Rising costs affect supplier, customer
By Dan Nakaso, John Duchemin and David Butts
Advertiser Staff Writers
But businesses on both ends of the Stanley's economic chain are also seeing rising costs which could increase the prices Stanley's suppliers charge for their chickens and decrease the amount bought by customers.
Advertiser library photo 2001
At Hee Hing Restaurant, Lee will see the minimum wage rise in January from $5.75 per hour to $6.25 per hour. Insurance costs also are rising, reflecting a nationwide trend caused in part by insurers trying to make up for recent losses by increasing premiums.
Brent Hancocks chicken business is affected by rising costs for everything from feed to packaging.
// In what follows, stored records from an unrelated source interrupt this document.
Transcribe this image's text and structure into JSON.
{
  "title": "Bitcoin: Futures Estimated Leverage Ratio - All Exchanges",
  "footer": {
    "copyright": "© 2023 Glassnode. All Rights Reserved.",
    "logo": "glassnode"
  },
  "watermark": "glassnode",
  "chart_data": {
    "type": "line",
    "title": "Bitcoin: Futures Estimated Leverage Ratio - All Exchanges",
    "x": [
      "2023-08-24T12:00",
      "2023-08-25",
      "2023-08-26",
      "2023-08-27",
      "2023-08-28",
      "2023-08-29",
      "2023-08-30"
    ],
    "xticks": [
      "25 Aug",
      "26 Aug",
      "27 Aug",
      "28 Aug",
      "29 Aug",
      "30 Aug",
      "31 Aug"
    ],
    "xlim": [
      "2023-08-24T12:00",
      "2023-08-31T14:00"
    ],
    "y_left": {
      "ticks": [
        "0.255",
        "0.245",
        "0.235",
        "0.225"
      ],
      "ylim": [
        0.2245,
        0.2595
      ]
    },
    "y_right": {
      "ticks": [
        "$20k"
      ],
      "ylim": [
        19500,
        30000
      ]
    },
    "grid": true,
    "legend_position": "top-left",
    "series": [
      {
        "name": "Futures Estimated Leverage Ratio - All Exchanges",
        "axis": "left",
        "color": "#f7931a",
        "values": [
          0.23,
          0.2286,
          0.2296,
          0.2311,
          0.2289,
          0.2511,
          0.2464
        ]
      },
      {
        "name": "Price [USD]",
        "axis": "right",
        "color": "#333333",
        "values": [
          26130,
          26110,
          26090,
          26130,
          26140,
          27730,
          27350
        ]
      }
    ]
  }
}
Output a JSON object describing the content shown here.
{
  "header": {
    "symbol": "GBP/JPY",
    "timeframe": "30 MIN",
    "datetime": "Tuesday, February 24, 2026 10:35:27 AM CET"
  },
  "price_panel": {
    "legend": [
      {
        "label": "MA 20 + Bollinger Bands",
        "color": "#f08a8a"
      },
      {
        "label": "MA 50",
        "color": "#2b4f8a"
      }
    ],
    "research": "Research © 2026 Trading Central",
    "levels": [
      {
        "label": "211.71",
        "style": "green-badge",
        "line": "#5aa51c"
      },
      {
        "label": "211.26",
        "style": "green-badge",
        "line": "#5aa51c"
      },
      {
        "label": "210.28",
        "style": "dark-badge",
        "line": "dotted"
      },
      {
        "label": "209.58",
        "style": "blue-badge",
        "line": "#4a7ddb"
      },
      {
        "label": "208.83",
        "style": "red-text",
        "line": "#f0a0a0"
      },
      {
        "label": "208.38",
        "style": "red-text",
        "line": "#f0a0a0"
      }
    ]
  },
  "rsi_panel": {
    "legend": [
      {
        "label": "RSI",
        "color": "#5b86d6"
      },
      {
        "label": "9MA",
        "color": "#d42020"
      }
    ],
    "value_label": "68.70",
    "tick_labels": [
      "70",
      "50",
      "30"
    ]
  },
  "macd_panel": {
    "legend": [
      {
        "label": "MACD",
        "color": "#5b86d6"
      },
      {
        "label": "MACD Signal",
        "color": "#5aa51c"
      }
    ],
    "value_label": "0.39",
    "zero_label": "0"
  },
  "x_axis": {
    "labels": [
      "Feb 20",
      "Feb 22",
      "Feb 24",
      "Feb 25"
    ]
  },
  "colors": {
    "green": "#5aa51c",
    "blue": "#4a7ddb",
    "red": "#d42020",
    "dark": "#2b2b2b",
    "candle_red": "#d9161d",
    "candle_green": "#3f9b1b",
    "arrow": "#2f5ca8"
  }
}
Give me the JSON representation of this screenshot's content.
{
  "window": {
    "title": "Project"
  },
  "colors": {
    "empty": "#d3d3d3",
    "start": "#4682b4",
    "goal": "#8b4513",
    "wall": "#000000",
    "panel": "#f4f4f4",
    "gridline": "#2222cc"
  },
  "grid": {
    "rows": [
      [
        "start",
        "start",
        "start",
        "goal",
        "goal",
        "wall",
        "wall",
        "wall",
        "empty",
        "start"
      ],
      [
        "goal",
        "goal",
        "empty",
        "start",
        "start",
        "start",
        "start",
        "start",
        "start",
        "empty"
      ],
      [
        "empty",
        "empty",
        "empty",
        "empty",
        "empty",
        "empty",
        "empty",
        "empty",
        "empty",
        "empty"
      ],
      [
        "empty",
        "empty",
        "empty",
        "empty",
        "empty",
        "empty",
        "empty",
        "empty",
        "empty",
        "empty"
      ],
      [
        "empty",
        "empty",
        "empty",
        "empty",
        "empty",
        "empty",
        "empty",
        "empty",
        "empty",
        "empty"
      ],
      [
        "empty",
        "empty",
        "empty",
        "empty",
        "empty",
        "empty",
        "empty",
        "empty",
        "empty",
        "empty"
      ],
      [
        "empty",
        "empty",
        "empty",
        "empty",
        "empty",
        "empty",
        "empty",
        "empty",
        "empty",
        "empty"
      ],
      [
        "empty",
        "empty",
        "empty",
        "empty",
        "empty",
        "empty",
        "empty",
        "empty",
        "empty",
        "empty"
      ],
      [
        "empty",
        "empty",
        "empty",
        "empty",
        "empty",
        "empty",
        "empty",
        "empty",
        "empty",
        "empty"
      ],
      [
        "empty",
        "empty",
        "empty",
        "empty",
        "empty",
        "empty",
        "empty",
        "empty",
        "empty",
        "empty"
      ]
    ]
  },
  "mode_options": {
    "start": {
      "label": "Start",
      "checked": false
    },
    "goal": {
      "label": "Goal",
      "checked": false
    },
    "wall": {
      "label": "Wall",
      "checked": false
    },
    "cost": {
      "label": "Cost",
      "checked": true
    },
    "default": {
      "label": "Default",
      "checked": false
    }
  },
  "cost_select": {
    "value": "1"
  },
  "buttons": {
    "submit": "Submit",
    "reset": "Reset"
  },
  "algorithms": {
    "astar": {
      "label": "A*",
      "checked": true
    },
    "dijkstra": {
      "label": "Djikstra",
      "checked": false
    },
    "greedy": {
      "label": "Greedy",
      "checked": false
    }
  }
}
Pacific Poultry is the sole supplier of Stanleys Chicken Market.
And the costs of some goods are also rising.
"I just got a letter from Coke that their prices are going up 5 percent because the cost of corn syrup has gone up," Lee said. "We need to make sure that our bills get paid and our employees stay employed. It's not a good time to be expanding."
Meanwhile, at Kalihi chicken slaughterhouse and processing plant owner Pacific Poultry, which is the Kinoshitas' only chicken supplier, increased shipping costs.
In addition, other rising expenses will push the price for a ton of chicken feed up to $320 from $300, said co-owner Brent Hancock. The price for plastic and cardboard packaging is also going up.
Hancock and brother Jaren will also be affected by the minimum-wage hike. They expect to pay $50,000 more in salaries, taxes and other costs in 2003 to increase the wages of most of their 90 workers.
"With the total spiral of increases that everybody faces because of labor and utilities and taxes and insurance," Hancock said, "If we can maintain the status quo, we'll be happy."
With prices seemingly rising all around, Kinoshita fears he'll have to dip into his family's cash reserves possibly to buy a new place, with new chicken display cases, to save on rent costs.
With the Kinoshitas' prospects at Stanley's so uncertain, the family is lucky to have other sources of income, from family members in industries that not only fared better in the last year, but also have rosier outlooks for 2003.
Like many families in Hawai'i, the extensive Kinoshita clan is spread across many sectors of the economy. This has helped cushion them from sector-specific shocks.
If one family member or business hits hard times, the more fortunate often help him or her along. Like a diversified stock portfolio, this familial risk-sharing may help explain why Hawai'i's "job recession" of 2002, in which the economy lost an estimated 0.5 percent of its jobs, was surprisingly limited to sectors directly impacted by tourism's fall, while other industries either held steady or added workers.
Economists say the state's "surprising resilience" was reflected in the fact that inflation-adjusted personal income continued to rise even as the job count dropped.